“This is the first time that the college has embarked on such a robust process for measuring Core Educational Competency In Reading Things In Books And Writing About Them, and we really can’t do it without your mandated participation. We have devised this rubric in consultation with the Office of Institutional Research About the Institution, which tirelessly gathers data and then enters it into spreadsheets. Please see their Statement of Very Worthy Goals in attachment 6.”
“Imagine a society in which money has been banished. A society in which you would be arrested if you wear eyeglasses, if you wear ties, or if you speak a foreign language.” The Coffin Factory's Randy Rosenthal takes a look at Rithy Panh’s The Elimination, an autobiography focused on his adolescence during the reign of Cambodia’s Khmer Rouge.
This week, Granta redesigned its website, which now boasts a spiffy black-and-white aesthetic. If you’re looking for an excuse to check it out, you could do worse than reading Year in Reading alum Hari Kunzru’s “Drone,” a story which appears in their India issue. (They’re also highlighting great pieces from their archives, among them the story “Night” by Alice Munro.)
“At the outset, Nair is in Sierra Leone to keep tabs on his old friend and uses the occasion to practice a little freelance extortion, stealing unspecified multinational secrets on a flash drive and sending them back to his girlfriend in Amsterdam. The first 50 pages are like a Johnsonian take on Graham Greene’s humid morality-play potboilers. Nair keeps meeting shifty European acquaintances and distrusting everything they say.” John Lingan reviews Denis Johnson’s new novel.
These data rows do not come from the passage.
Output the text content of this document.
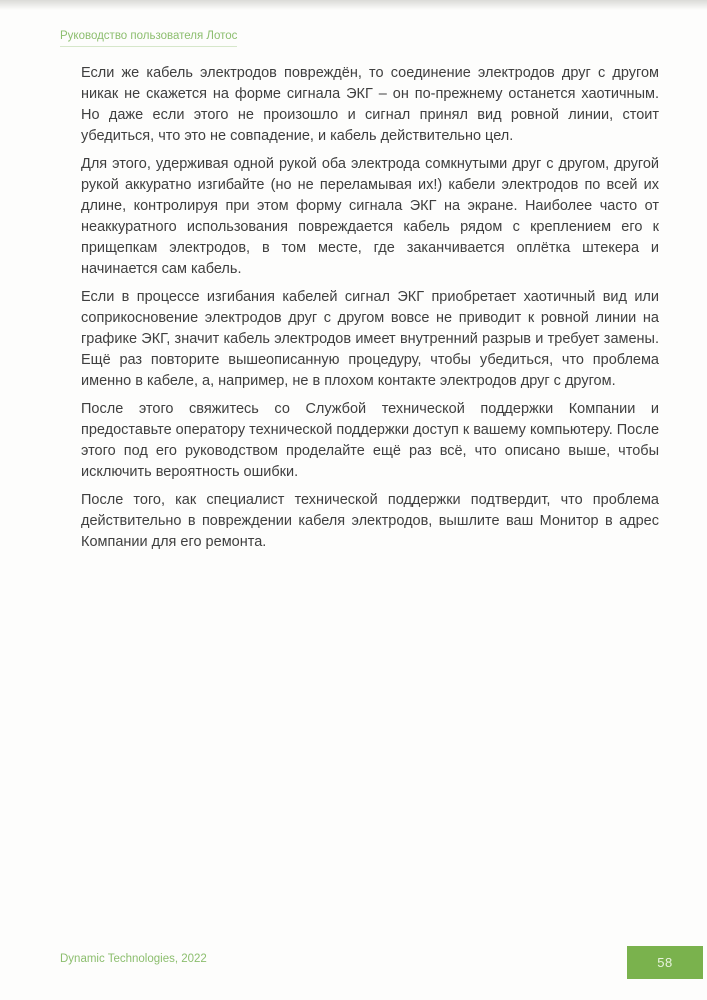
Руководство пользователя Лотос

Если же кабель электродов повреждён, то соединение электродов друг с другом никак не скажется на форме сигнала ЭКГ – он по-прежнему останется хаотичным. Но даже если этого не произошло и сигнал принял вид ровной линии, стоит убедиться, что это не совпадение, и кабель действительно цел.

Для этого, удерживая одной рукой оба электрода сомкнутыми друг с другом, другой рукой аккуратно изгибайте (но не переламывая их!) кабели электродов по всей их длине, контролируя при этом форму сигнала ЭКГ на экране. Наиболее часто от неаккуратного использования повреждается кабель рядом с креплением его к прищепкам электродов, в том месте, где заканчивается оплётка штекера и начинается сам кабель.

Если в процессе изгибания кабелей сигнал ЭКГ приобретает хаотичный вид или соприкосновение электродов друг с другом вовсе не приводит к ровной линии на графике ЭКГ, значит кабель электродов имеет внутренний разрыв и требует замены. Ещё раз повторите вышеописанную процедуру, чтобы убедиться, что проблема именно в кабеле, а, например, не в плохом контакте электродов друг с другом.

После этого свяжитесь со Службой технической поддержки Компании и предоставьте оператору технической поддержки доступ к вашему компьютеру. После этого под его руководством проделайте ещё раз всё, что описано выше, чтобы исключить вероятность ошибки.

После того, как специалист технической поддержки подтвердит, что проблема действительно в повреждении кабеля электродов, вышлите ваш Монитор в адрес Компании для его ремонта.

Dynamic Technologies, 2022	58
After winning The International Design Association's 2012 Library Interior Design Competition, MS&R won funding to convert an abandoned Walmart in McAllen, Texas into a sprawling 124,500 square foot library. McAllen now home to the United States' largest single-story library.
With the help of Johnny Depp, author Douglas Brinkley plans to release Woody Guthrie’s unpublished novel House of Earth next year. Guthrie finished the manuscript—which should yield a finished book about 250-pages long—in 1947, and it concerns a couple from West Texas who fight against banks and lumber companies.
Michael K. Williams, best known to some as The Wire’s Omar Little or Boardwalk Empire’s Chalky White, talks publicly for the first time about his battles with addiction, and how his stint on the Baltimore crime drama coincided with some of the lowest points in his life. “I suffered from a huge identity crisis,” Williams says. “In the end, I was more comfortable with Omar’s skin than my own. That was a problem.”